12 Days Of Christmas Display Expands, Includes Student Art Contest

A 12 Days of Christmas-themed display that attracted thousands of visitors to Kids Creek neighborhood last year is expanding, with 20 houses hosting installations that will include holiday movie artwork from eight area schools.

Spruce Street resident Richard Odell, a former president of Interlochen Center for the Arts and The Leelanau School, is spearheading the neighborhood decorating initiative that will stretch the length of Spruce Street between West Front Street and Sixth Street, as well as Sixth Street between Spruce and Division. In 2017, Odell and his neighbors worked for months constructing set pieces for their front yards to represent the 12 Days of Christmas, including milking maids, drummers, swans, leaping lords, gold rings, calling birds, and a partridge in a pear tree. The group obtained permission from the City of Traverse City to decorate trees in the city’s right-of-way – paying out-of-pocket not only for installation materials, but insurance to cover the trees – and drew as many as 10,000 visitors over the two weeks the display was live.

“The response was exceedingly favorable,” Odell says. “We had a number of nights that nursing homes brought busloads of people through. Chartered vehicles for parties came through…Norte came by on bikes. We didn’t have any complaints from anybody, and the city didn’t have any complaints. The only thing people said was, ‘Why didn’t you leave it up longer?’”

Heeding that feedback, Kids Creek residents are adding a full extra week to the display period this year. The neighborhood will officially open the holiday installation this Saturday (December 15) at 5pm, with the displays lit thereafter every night from 5pm to 10pm through January 1. In addition to revamped versions and staging of the 12 Days of Christmas pieces, this year’s installation has been expanded to include eight additional homes that will each feature a 9'x12' painted canvas display depicting a scene from a famous Christmas movie. The displays were painted by students from eight local schools, including Traverse City West, Northport, Suttons Bay, The Leelanau School, Pathfinder School, Traverse City High School, Elk Rapids Middle School, and Elk Rapids High School.

“I wanted to get kids involved in some substantive way,” says Odell, who invited at least a dozen local schools to participate and secured yeses from eight. The partnership will not only allow students to expose their artwork to thousands of community residents, but potentially win cash and prizes for their art programs. Odell has lined up a jury panel of four local artists who will review the holiday paintings this weekend and crown three winners. First place will win $1,000 – which will go “directly to the art department, not the school district,” Odell notes – while second place will receive $500 and third place $250. Schools were randomly assigned a holiday movie and scene from a drawing out of a hat to keep the process fair, and the names of the judges and the schools responsible for each painting will be kept secret until the winners are announced.
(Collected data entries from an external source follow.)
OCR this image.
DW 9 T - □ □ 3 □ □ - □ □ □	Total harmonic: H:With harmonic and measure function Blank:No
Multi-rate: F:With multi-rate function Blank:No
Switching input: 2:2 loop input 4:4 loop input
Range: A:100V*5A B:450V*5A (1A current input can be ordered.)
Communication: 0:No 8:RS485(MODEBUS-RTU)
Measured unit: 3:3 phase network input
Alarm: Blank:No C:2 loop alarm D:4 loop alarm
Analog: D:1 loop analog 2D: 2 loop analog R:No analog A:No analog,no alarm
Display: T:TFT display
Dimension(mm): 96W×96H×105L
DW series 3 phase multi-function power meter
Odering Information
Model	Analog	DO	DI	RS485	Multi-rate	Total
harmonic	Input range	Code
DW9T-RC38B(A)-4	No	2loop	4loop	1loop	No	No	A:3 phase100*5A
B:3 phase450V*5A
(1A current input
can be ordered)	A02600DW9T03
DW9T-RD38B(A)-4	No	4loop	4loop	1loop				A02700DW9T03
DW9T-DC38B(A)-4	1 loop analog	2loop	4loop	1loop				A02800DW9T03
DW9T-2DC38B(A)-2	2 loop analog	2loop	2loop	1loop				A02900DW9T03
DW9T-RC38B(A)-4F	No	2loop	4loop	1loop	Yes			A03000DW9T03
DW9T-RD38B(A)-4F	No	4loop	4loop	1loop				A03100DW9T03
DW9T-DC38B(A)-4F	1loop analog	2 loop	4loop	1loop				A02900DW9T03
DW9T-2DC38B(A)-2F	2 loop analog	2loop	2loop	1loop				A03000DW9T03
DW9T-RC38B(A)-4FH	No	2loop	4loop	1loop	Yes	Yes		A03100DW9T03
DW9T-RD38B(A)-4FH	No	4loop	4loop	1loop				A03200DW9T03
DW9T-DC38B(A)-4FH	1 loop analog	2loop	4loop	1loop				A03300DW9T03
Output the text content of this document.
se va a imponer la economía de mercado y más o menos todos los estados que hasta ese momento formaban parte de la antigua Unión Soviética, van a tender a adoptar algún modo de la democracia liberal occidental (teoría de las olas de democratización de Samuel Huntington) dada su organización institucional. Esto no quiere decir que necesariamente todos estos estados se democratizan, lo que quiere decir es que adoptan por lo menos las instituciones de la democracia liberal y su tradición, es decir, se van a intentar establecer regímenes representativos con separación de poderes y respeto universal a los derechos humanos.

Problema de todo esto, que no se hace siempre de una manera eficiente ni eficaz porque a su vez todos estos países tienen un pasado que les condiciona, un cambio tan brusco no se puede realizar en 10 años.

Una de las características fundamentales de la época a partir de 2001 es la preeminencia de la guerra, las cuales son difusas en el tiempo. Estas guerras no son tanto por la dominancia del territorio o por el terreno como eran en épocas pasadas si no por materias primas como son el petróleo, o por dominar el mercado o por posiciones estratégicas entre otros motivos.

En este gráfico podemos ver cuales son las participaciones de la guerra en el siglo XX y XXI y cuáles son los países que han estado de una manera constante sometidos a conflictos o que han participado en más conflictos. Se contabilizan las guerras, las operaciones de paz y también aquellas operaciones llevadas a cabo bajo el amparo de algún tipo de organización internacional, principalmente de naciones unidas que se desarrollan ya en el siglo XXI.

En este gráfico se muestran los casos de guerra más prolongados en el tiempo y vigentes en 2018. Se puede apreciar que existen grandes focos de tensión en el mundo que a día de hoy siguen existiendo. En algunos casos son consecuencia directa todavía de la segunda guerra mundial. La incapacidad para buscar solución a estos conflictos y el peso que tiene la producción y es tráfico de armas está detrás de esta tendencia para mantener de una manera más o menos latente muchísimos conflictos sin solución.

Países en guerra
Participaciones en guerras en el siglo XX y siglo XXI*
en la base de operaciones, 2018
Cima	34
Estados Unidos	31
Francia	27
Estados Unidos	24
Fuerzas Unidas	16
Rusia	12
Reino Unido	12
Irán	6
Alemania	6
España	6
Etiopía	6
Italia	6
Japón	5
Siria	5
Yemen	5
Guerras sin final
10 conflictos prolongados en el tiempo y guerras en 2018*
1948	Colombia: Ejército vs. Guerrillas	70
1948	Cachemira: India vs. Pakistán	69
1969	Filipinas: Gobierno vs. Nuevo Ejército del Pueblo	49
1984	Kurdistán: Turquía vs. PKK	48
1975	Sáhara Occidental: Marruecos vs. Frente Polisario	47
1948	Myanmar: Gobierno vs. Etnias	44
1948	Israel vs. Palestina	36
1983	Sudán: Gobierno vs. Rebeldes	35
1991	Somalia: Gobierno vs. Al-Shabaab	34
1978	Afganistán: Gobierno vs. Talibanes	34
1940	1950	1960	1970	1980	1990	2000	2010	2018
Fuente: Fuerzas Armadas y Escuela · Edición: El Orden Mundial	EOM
The public will also have a chance to weigh in. In addition to the juried prizes, the Kids Creek neighborhood is offering a “people’s choice” award for the most popular student display among visitors. Each of the eight paintings will have a laminated sign in the corner that includes a number the public can use to text and vote for their top choice (similar to the voting system used by shows like American Idol and The Voice). The top vote-getter will be announced January 6 and win a free pizza party for the school’s art department.
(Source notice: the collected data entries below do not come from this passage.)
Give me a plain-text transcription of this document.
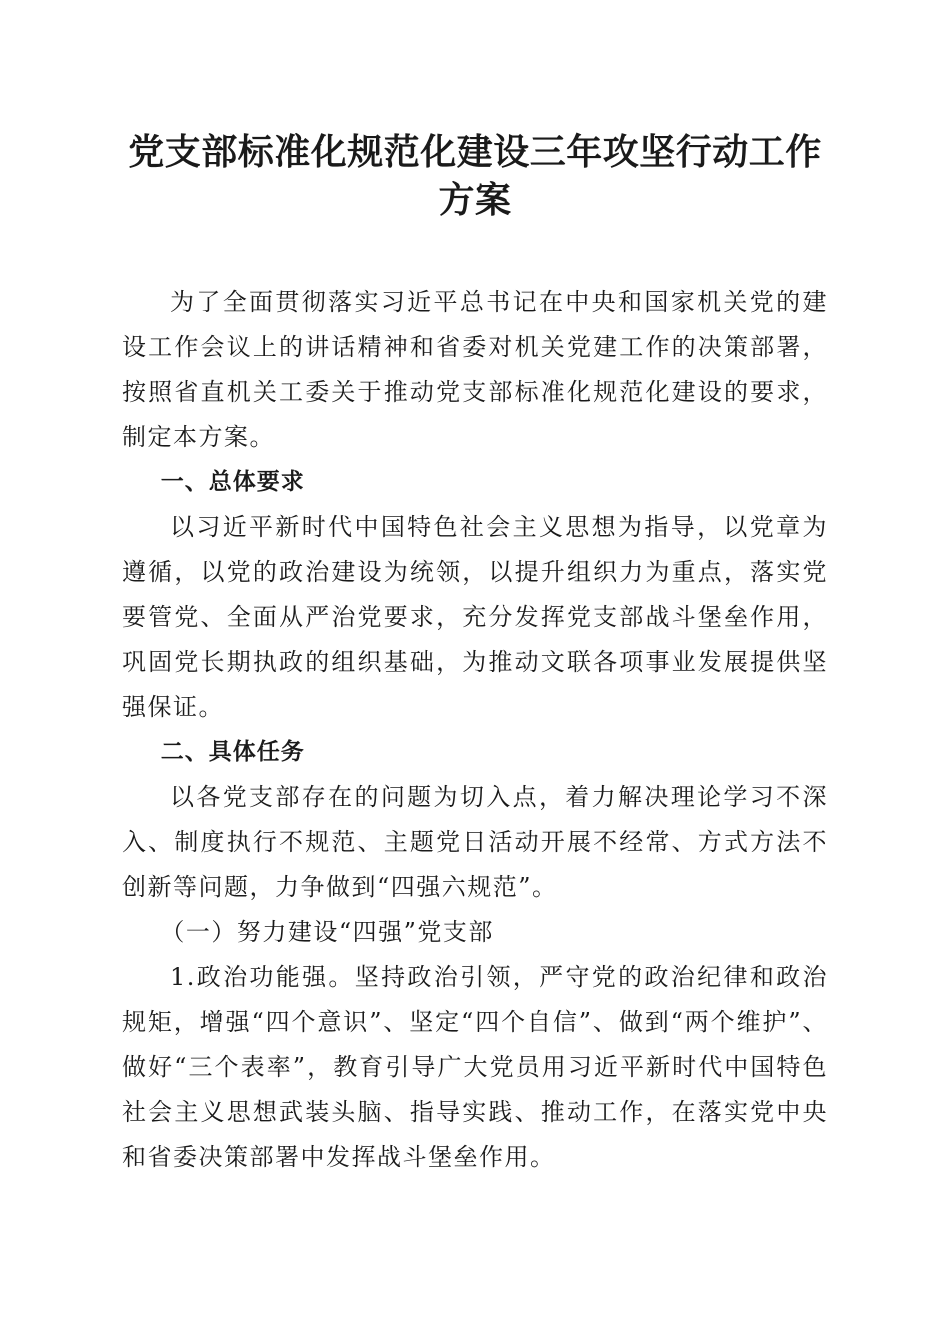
党支部标准化规范化建设三年攻坚行动工作方案

为了全面贯彻落实习近平总书记在中央和国家机关党的建设工作会议上的讲话精神和省委对机关党建工作的决策部署，按照省直机关工委关于推动党支部标准化规范化建设的要求，制定本方案。

一、总体要求

以习近平新时代中国特色社会主义思想为指导，以党章为遵循，以党的政治建设为统领，以提升组织力为重点，落实党要管党、全面从严治党要求，充分发挥党支部战斗堡垒作用，巩固党长期执政的组织基础，为推动文联各项事业发展提供坚强保证。

二、具体任务

以各党支部存在的问题为切入点，着力解决理论学习不深入、制度执行不规范、主题党日活动开展不经常、方式方法不创新等问题，力争做到“四强六规范”。

（一）努力建设“四强”党支部

1.政治功能强。坚持政治引领，严守党的政治纪律和政治规矩，增强“四个意识”、坚定“四个自信”、做到“两个维护”、做好“三个表率”，教育引导广大党员用习近平新时代中国特色社会主义思想武装头脑、指导实践、推动工作，在落实党中央和省委决策部署中发挥战斗堡垒作用。
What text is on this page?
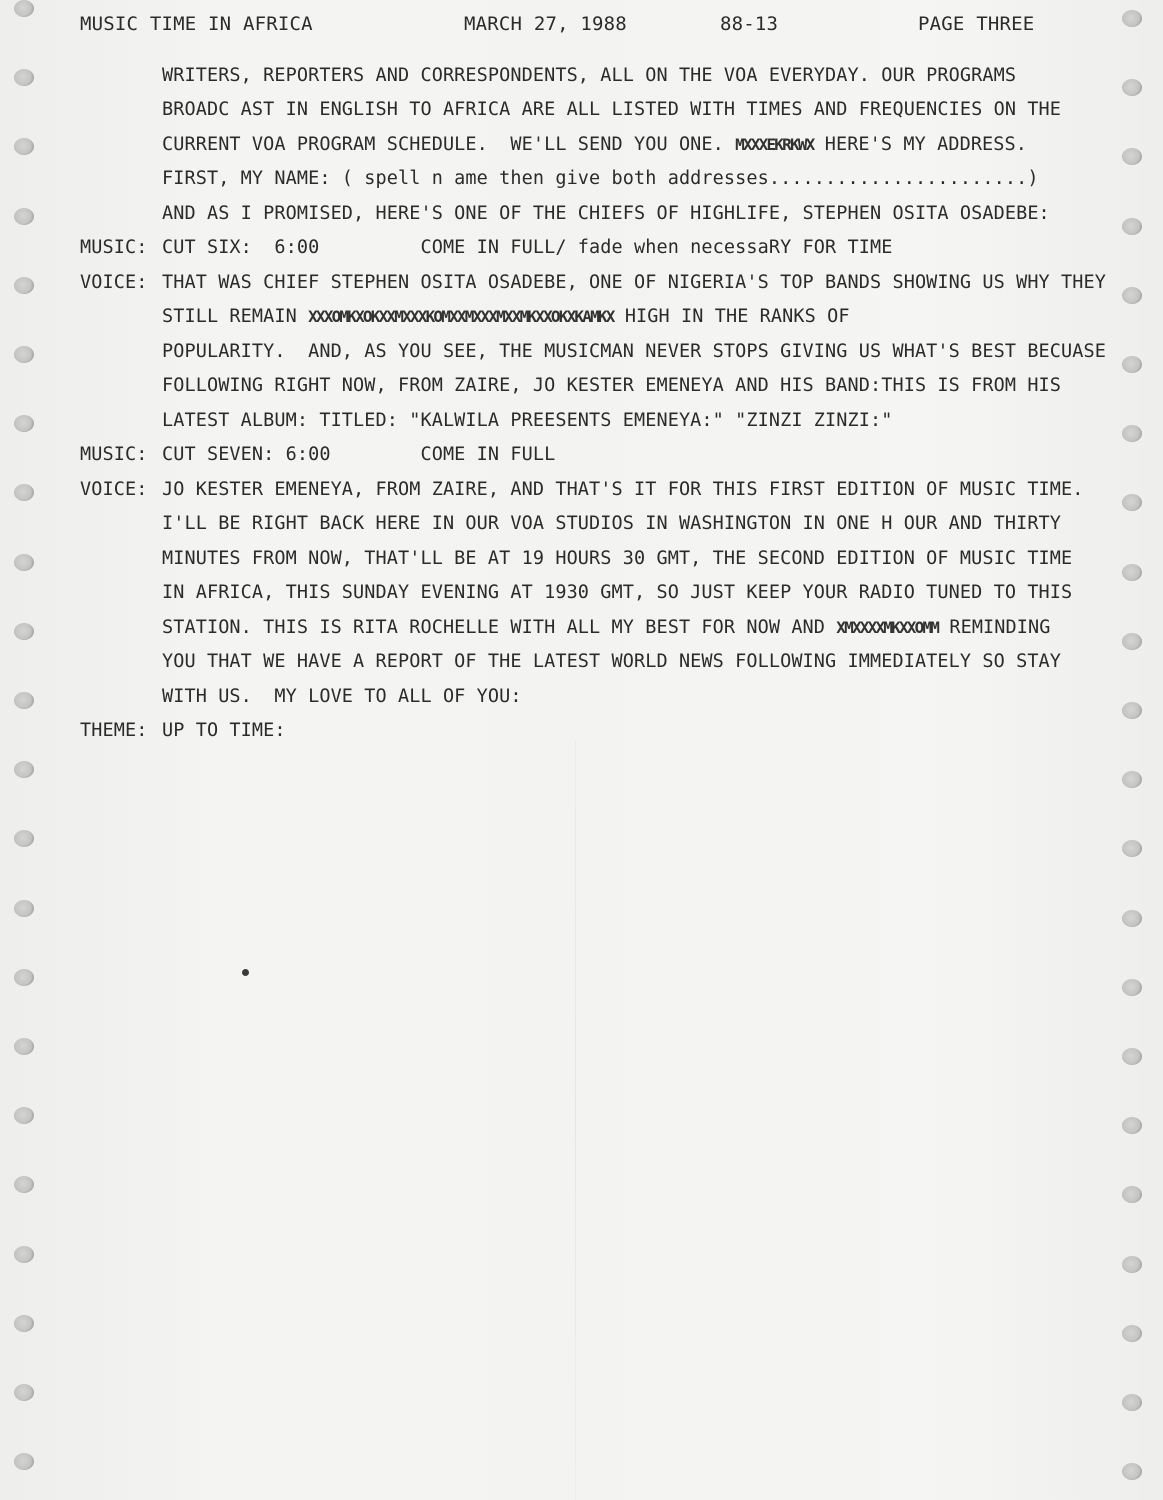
MUSIC TIME IN AFRICA	MARCH 27, 1988	88-13	PAGE THREE
WRITERS, REPORTERS AND CORRESPONDENTS, ALL ON THE VOA EVERYDAY. OUR PROGRAMS
BROADC AST IN ENGLISH TO AFRICA ARE ALL LISTED WITH TIMES AND FREQUENCIES ON THE
CURRENT VOA PROGRAM SCHEDULE.  WE'LL SEND YOU ONE. MXXXEKRKWX HERE'S MY ADDRESS.
FIRST, MY NAME: ( spell n ame then give both addresses.......................)
AND AS I PROMISED, HERE'S ONE OF THE CHIEFS OF HIGHLIFE, STEPHEN OSITA OSADEBE:
MUSIC: CUT SIX:  6:00         COME IN FULL/ fade when necessaRY FOR TIME
VOICE: THAT WAS CHIEF STEPHEN OSITA OSADEBE, ONE OF NIGERIA'S TOP BANDS SHOWING US WHY THEY
STILL REMAIN XXXOMKXOKXXMXXXKOMXXMXXXMXXMKXXOKXKAMKX HIGH IN THE RANKS OF
POPULARITY.  AND, AS YOU SEE, THE MUSICMAN NEVER STOPS GIVING US WHAT'S BEST BECUASE
FOLLOWING RIGHT NOW, FROM ZAIRE, JO KESTER EMENEYA AND HIS BAND:THIS IS FROM HIS
LATEST ALBUM: TITLED: "KALWILA PREESENTS EMENEYA:" "ZINZI ZINZI:"
MUSIC: CUT SEVEN: 6:00        COME IN FULL
VOICE: JO KESTER EMENEYA, FROM ZAIRE, AND THAT'S IT FOR THIS FIRST EDITION OF MUSIC TIME.
I'LL BE RIGHT BACK HERE IN OUR VOA STUDIOS IN WASHINGTON IN ONE H OUR AND THIRTY
MINUTES FROM NOW, THAT'LL BE AT 19 HOURS 30 GMT, THE SECOND EDITION OF MUSIC TIME
IN AFRICA, THIS SUNDAY EVENING AT 1930 GMT, SO JUST KEEP YOUR RADIO TUNED TO THIS
STATION. THIS IS RITA ROCHELLE WITH ALL MY BEST FOR NOW AND XMXXXXMKXXOMM REMINDING
YOU THAT WE HAVE A REPORT OF THE LATEST WORLD NEWS FOLLOWING IMMEDIATELY SO STAY
WITH US.  MY LOVE TO ALL OF YOU:
THEME: UP TO TIME:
In addition to painting the canvas displays, students and staff from several schools are also helping install their artwork in Kids Creek neighborhood this week. On Wednesday, teacher Joe Blondia and students Jack Simermeyer and Maris Cook of The Leelanau School joined Odell and several neighbors in the front yard of a Spruce Street residence to assist with mounting their painting (pictured). “They had a lot of fun with it, taking it from a blank canvas and this idea of what it was supposed to look like…to all the sudden this cool thing we created,” said Blondia, surveying the scene. “We worked on it for two weeks for an hour-and-a-half every day after school and then a little bit during lunches, whenever we could fit it in.”

Cook, a tenth-grade student, said the project was a natural fit for The Leelanau School. “Everyone at the school has a way of incorporating art into classes,” she says. “It’s a very creative and art-based school. I’m really excited (about the display).”
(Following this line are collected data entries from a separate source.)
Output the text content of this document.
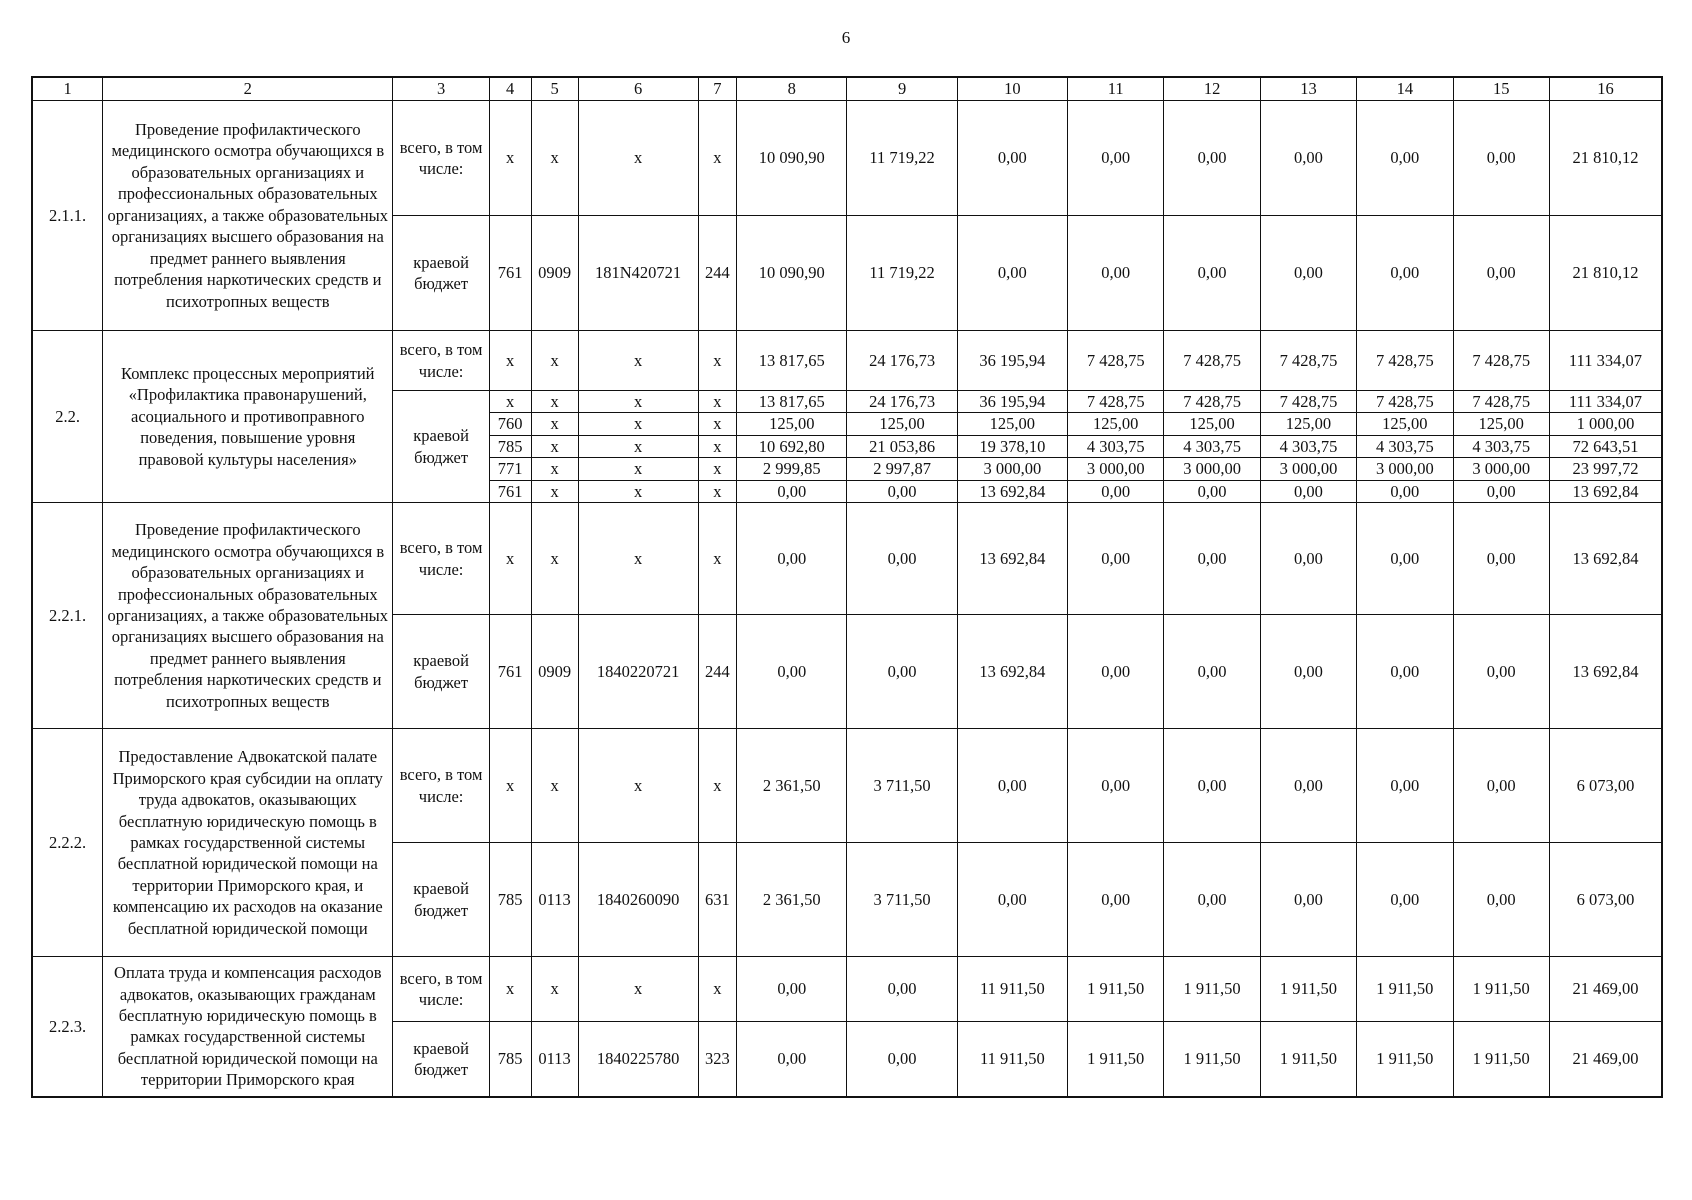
6
1	2	3	4	5	6	7	8	9	10	11	12	13	14	15	16
2.1.1.	Проведение профилактического медицинского осмотра обучающихся в образовательных организациях и профессиональных образовательных организациях, а также образовательных организациях высшего образования на предмет раннего выявления потребления наркотических средств и психотропных веществ	всего, в том числе:	x	x	x	x	10 090,90	11 719,22	0,00	0,00	0,00	0,00	0,00	0,00	21 810,12
		краевой бюджет	761	0909	181N420721	244	10 090,90	11 719,22	0,00	0,00	0,00	0,00	0,00	0,00	21 810,12
2.2.	Комплекс процессных мероприятий «Профилактика правонарушений, асоциального и противоправного поведения, повышение уровня правовой культуры населения»	всего, в том числе:	x	x	x	x	13 817,65	24 176,73	36 195,94	7 428,75	7 428,75	7 428,75	7 428,75	7 428,75	111 334,07
		краевой бюджет	x	x	x	x	13 817,65	24 176,73	36 195,94	7 428,75	7 428,75	7 428,75	7 428,75	7 428,75	111 334,07
			760	x	x	x	125,00	125,00	125,00	125,00	125,00	125,00	125,00	125,00	1 000,00
			785	x	x	x	10 692,80	21 053,86	19 378,10	4 303,75	4 303,75	4 303,75	4 303,75	4 303,75	72 643,51
			771	x	x	x	2 999,85	2 997,87	3 000,00	3 000,00	3 000,00	3 000,00	3 000,00	3 000,00	23 997,72
			761	x	x	x	0,00	0,00	13 692,84	0,00	0,00	0,00	0,00	0,00	13 692,84
2.2.1.	Проведение профилактического медицинского осмотра обучающихся в образовательных организациях и профессиональных образовательных организациях, а также образовательных организациях высшего образования на предмет раннего выявления потребления наркотических средств и психотропных веществ	всего, в том числе:	x	x	x	x	0,00	0,00	13 692,84	0,00	0,00	0,00	0,00	0,00	13 692,84
		краевой бюджет	761	0909	1840220721	244	0,00	0,00	13 692,84	0,00	0,00	0,00	0,00	0,00	13 692,84
2.2.2.	Предоставление Адвокатской палате Приморского края субсидии на оплату труда адвокатов, оказывающих бесплатную юридическую помощь в рамках государственной системы бесплатной юридической помощи на территории Приморского края, и компенсацию их расходов на оказание бесплатной юридической помощи	всего, в том числе:	x	x	x	x	2 361,50	3 711,50	0,00	0,00	0,00	0,00	0,00	0,00	6 073,00
		краевой бюджет	785	0113	1840260090	631	2 361,50	3 711,50	0,00	0,00	0,00	0,00	0,00	0,00	6 073,00
2.2.3.	Оплата труда и компенсация расходов адвокатов, оказывающих гражданам бесплатную юридическую помощь в рамках государственной системы бесплатной юридической помощи на территории Приморского края	всего, в том числе:	x	x	x	x	0,00	0,00	11 911,50	1 911,50	1 911,50	1 911,50	1 911,50	1 911,50	21 469,00
		краевой бюджет	785	0113	1840225780	323	0,00	0,00	11 911,50	1 911,50	1 911,50	1 911,50	1 911,50	1 911,50	21 469,00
Simermeyer, who’s in eleventh grade, agrees. “It’s a way The Leelanau School is able to involve ourselves in the community in a positive manner,” he said. “It was a really fun experience after a stressful day at school to know we could go to the gym, where we were painting this, and work on it. I’m very happy with how it turned out.”

The students’ experience working on the installations reflects Odell’s vision for the Kids Creek project, which he says has not only helped residents who were formerly strangers meet and become friends, but has inspired a festive and communal attitude among visitors. Whereas many outdoor Christmas installations are primarily experienced by car, the 12 Days of Christmas display has several interactive stops designed to encourage visitors to get out of their vehicles. At least three of the student pieces this year will feature interactive photo opportunities, such as sitting in a Polar Express-themed train car or taking shots with set pieces from Elf and A Charlie Brown Christmas. Odell says many groups last year walked from home to home, caroling or laughing or chatting with other visitors.

“I think in our country today, there’s a lot of division,” Odell says. “We need more things that bring people who may have different opinions together around a common thing, something fun and positive. That was our goal.”